Women comprise over half the global population, but represent 70% of the world’s poor. Compared to their male counterparts, low-income females in developing countries are more likely to drop out of school, are less apt to secure gainful and remunerated employment, and are the most likely to be excluded from household, community, and national decision-making processes. Women’s empowerment in development—an expanding area of interdisciplinary research and practice—confronts these staggering inequalities head-on. Despite the growing emphasis on investing in women for community-wide change across international development disciplines, how empowerment should be conceptualized and defined, and which indicators should be used to assess it remain unclear.

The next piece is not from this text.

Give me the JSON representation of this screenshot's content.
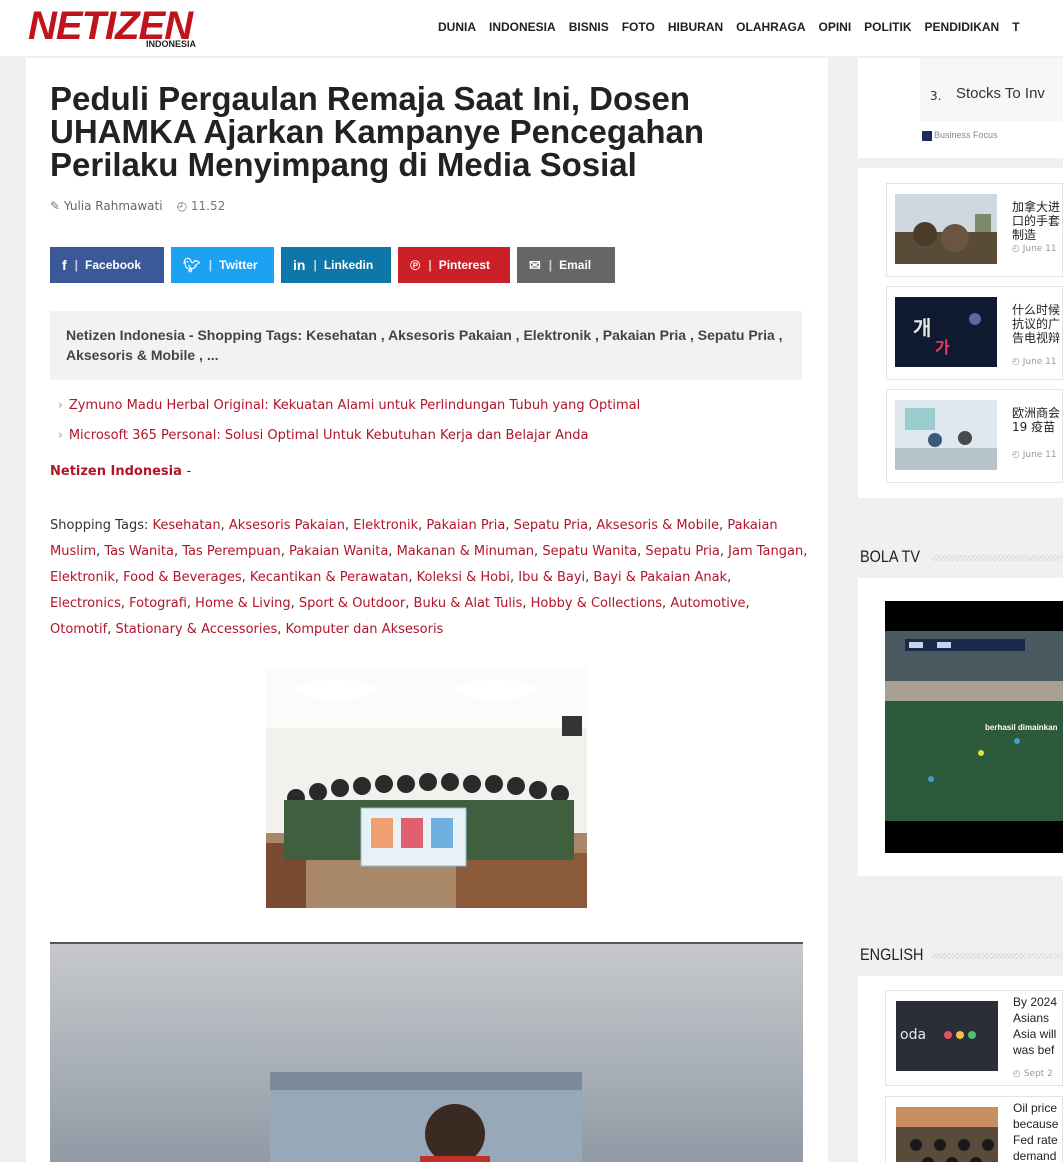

At the same time, development practitioners are increasingly required to work effectively on interdisciplinary teams. Yet in the university classroom, practitioners-in-training are often taught to conceptualize, understand, measure, and evaluate problems and solutions solely along discipline lines. Moreover, graduate students—our practitioners-in-training—often occupy peripheral roles on applied interdisciplinary teams, due to the complex nature of working across fields. This has resulted in a disconnect between training and the workforce.

The overall objective of our project and interdisciplinary team of graduate students, practitioners, and professors is to address (1) conceptual debates of women’s empowerment across disciplines, (2) methodological challenges in measuring empowerment in development research, and (3) real-world policy and practice applications of women’s empowerment in international development programming. Over the 2015-2016 academic year, we will organize a series of Brown Bag lectures and two symposia—all of which are open to the UIUC community and broader public. These events fall into three modules, which build upon one another:

 
• Conceptual Debates Module
• Methodological Concerns Module
• Practice and Policy Applications Module

Throughout the year, participants will work with experienced practitioners to explore the possibilities, challenges, and future directions of working on interdisciplinary teams in the field of gender and international development. For the broader UIUC and international development communities, this project will facilitate practical engagement with national and international development researchers, practitioners, and policymakers in the area of gender and development. For students, this platform will simulate the real-word process of development policymaking and practice, and will teach vital professional skills to invest in the job market later on.